This one’s too big, this one’s too small, but this one is just right. Just like the three bears, HVAC systems work a lot more efficiently when the ductwork you use is the right size for your home. Install ducts that are too small, and your system will have to work harder to keep your home heated and cooled. Too big? The velocity will be compromised, meaning you may not be able to feel it through the air registers.
Either way, you’ll be a whole lot less comfortable if your air ducts aren’t right. That’s what makes them such an important part of keeping your HVAC system balanced. But finding the right size can be complicated. Ductwork sizing relies on a complicated formula that includes your home measurements, the size of your unit, the necessary air flow velocity, and the friction loss and static pressure of your HVAC system. That’s why HVAC professionals have charts and tools at their disposal to make the whole process go smoother. If you’re interested in knowing a little bit about what they’re calculating, here’s a brief overview of these measurements.
Sizing Your Home’s Square Footage
The size of your home informs the size of your heating and cooling units—but it will also determine how large your ducts need to be. To accurately gauge the size of your ductwork, you’ll need to precisely measure the square footage of not just your house as a whole, but the size of each room, as well.
Run a tape measure around the length and width of each wall, dividing odd-shaped rooms into separate rectangular parts to calculate your measurements, if necessary. Write each measurement down on a chart to keep track of them, because you’ll need them later!
Cubic Feet Per Minute Calculations
Next, we need to talk about the cubic feet per minute, or CFM. This measurement indicates the air velocity or flow needed to accurately heat or cool a room. Since the size of your ductwork can increase or lower this measurement, you’ll have to find the necessary CFM for each room before you can get the right duct size for each space.
To calculate CFM, you need to know the size of your heating or cooling unit in tons. Multiply this number by 400, which is the average output of an HVAC unit. Then divide by the total square footage of your home. This will give you the multiplier for all your rooms’ CFM. So if you’re starting in the kitchen, and the kitchen is 300 square feet, to find the room’s CFM, you’d multiply 300 by (unit size x 400) / total square footage of your home. Do this for each room in your house.
Your Duct’s Friction Loss Rate
Another important unit to know is the friction loss rate of your ducts. This helps your contractor determine the static pressure for your unit throughout the length of your ducts—another measurement that affects the overall air flow from your system.

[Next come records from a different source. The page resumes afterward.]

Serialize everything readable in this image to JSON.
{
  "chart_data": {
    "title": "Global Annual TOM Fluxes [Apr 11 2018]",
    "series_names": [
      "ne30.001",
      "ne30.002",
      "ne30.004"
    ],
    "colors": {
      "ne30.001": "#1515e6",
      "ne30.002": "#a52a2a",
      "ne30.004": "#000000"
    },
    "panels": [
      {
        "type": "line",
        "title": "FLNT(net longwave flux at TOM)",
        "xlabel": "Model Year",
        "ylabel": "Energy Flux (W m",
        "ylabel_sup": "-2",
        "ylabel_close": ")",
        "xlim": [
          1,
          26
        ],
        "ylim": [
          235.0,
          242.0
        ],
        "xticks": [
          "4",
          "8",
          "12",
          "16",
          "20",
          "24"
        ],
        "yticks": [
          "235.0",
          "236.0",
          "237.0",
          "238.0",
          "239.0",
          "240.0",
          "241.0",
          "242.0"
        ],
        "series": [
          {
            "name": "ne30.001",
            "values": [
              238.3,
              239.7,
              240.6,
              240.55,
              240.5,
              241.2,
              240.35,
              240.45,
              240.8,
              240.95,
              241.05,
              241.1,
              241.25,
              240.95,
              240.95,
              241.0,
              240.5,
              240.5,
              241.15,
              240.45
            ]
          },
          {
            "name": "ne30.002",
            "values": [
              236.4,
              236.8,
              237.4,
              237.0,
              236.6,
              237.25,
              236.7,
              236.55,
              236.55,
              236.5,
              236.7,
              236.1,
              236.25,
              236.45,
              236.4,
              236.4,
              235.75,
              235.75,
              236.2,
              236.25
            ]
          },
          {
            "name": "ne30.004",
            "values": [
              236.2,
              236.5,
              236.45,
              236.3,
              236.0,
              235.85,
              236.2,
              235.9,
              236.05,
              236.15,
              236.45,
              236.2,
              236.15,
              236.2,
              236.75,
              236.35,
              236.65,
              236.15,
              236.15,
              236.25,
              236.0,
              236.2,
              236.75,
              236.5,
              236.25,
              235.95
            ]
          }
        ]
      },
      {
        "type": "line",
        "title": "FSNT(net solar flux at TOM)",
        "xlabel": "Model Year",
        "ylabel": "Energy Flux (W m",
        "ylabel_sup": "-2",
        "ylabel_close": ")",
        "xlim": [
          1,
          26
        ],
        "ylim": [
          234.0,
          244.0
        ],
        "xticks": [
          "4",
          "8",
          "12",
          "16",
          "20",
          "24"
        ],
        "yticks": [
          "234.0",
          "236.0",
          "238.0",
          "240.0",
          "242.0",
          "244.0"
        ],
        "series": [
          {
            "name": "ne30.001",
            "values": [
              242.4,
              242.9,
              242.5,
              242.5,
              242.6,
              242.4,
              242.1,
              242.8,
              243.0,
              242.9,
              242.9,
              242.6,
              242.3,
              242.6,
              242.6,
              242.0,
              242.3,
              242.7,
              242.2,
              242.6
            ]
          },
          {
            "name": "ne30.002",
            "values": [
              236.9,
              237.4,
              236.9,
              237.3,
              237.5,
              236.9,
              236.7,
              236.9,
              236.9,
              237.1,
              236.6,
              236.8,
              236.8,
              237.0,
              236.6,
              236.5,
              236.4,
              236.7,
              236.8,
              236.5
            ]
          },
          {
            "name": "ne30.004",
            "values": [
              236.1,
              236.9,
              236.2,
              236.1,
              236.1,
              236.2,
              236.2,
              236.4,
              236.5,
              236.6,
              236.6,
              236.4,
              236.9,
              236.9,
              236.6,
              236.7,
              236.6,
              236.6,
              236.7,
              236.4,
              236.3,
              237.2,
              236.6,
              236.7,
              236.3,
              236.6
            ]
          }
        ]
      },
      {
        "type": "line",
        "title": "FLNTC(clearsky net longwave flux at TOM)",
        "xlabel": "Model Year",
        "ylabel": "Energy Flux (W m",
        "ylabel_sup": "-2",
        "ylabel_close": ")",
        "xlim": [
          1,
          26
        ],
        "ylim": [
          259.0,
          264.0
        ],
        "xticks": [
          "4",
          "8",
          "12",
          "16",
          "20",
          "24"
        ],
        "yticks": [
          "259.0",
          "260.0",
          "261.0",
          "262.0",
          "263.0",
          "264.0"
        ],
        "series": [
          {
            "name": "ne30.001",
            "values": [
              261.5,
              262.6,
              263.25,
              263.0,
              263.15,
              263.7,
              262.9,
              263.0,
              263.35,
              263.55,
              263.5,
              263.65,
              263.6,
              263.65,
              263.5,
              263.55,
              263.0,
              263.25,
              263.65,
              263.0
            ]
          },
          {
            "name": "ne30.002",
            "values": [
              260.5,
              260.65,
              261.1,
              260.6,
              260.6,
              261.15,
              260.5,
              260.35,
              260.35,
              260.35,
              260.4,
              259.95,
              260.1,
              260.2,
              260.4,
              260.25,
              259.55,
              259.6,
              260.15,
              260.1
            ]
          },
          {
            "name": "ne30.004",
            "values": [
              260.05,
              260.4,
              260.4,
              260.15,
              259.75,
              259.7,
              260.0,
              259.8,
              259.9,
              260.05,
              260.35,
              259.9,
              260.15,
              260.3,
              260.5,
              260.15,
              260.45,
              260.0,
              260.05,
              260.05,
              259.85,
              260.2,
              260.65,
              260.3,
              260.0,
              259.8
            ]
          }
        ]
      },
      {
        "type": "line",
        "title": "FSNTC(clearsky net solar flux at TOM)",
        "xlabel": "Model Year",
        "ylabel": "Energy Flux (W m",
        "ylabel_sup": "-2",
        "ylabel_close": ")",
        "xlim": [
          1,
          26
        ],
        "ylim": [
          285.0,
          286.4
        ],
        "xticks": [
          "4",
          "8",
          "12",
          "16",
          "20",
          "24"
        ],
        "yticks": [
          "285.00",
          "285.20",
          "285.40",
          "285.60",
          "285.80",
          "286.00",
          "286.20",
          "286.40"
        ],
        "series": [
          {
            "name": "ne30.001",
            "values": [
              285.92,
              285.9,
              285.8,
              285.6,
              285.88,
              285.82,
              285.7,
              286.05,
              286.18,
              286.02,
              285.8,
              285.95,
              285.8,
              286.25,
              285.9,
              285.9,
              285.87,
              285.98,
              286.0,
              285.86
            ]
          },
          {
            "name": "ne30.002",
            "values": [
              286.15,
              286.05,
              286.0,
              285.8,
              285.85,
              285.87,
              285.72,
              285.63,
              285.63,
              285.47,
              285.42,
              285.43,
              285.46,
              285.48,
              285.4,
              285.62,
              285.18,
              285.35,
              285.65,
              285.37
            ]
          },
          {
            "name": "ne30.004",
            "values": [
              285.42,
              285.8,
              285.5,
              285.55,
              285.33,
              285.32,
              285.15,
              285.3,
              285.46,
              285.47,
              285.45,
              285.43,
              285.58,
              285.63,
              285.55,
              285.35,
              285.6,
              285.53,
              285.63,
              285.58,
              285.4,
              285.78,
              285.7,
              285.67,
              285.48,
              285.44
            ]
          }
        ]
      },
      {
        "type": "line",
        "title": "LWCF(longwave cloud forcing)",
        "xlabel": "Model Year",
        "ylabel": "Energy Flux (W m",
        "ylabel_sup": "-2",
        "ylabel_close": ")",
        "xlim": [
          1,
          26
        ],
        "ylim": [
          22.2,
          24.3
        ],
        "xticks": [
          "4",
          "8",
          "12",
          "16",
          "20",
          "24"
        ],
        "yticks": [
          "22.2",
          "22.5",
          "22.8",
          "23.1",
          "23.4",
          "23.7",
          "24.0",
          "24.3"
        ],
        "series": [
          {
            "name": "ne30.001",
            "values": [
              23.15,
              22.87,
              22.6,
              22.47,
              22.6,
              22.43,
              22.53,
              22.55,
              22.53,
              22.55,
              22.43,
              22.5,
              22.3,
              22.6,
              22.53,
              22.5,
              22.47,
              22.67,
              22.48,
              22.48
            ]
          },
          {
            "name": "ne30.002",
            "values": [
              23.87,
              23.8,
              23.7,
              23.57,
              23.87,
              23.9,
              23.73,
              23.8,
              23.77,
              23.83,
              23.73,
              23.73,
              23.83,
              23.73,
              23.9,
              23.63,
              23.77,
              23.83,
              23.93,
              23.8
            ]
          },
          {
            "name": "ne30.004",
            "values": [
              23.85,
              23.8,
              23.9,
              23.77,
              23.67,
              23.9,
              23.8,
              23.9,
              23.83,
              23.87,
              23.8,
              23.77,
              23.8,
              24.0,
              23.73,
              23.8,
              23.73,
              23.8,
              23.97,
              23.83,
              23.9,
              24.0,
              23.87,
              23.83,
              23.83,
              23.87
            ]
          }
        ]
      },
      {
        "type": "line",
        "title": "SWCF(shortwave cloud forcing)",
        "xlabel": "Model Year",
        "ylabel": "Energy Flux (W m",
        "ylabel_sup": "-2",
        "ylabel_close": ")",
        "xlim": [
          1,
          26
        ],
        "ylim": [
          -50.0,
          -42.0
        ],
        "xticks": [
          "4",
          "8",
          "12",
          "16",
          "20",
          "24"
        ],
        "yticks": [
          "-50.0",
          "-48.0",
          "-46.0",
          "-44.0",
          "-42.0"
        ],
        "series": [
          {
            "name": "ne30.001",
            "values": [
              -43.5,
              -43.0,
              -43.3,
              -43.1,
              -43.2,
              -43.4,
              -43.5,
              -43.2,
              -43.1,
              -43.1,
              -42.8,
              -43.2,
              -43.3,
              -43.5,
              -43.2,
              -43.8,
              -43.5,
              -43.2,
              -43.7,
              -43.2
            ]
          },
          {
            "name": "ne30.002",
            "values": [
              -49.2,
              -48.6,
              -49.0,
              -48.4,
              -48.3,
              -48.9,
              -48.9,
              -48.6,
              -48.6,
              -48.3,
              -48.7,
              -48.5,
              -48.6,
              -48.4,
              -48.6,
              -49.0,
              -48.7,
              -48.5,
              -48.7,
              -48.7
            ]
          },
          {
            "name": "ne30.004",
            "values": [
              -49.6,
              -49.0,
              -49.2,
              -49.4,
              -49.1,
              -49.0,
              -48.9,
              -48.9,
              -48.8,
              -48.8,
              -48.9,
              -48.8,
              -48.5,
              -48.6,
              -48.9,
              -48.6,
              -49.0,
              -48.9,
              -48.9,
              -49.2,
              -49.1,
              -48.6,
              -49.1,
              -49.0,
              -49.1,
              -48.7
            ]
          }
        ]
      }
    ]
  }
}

Friction loss rate depends on many different measurements, like the length of each duct; the amount of coils, filters, grills, registers, and dampers in your system; and the amount of turns in the ductwork. Your contractor will use a calculator to combine these measurements and features into your system’s static pressure measurement. Then they multiply it by 100 and divide by the total length of your system’s ductwork.
However, this is obviously a very complicated measurement—and becomes all the more complicated depending upon the size and shape of your ducts. For this reason, it’s usually best to leave friction loss rate calculations up to a professional contractor. But you can find a general number using an online friction loss calculator.
Using an HVAC Ducting Calculator
Your overall ducting size comes from combining the size, CFM, and friction loss of your home—meaning it ends up being a pretty complicated calculation. Because of this, professionals and amateurs alike typically don’t calculate the final HVAC ducting size by themselves. Instead, they use software or programmed calculators that can make these final deductions for them.
Because an HVAC professional has access to more sophisticated tools, it’s a safe bet that their calculations will be a little bit more precise than a home handyman’s. However, if you’re interested in learning more about the way these calculators work, an online course like this one can help.
Still, you should always at least consult with a knowledgeable professional when you’re designing an HVAC duct system. The size of your ductwork can massively alter the comfort of your home—and the amount you spend every month to keep your house heated or cooled. And HVAC units represent the largest portion of your home’s energy use, so getting those numbers right is imperative—if you like saving money, that is!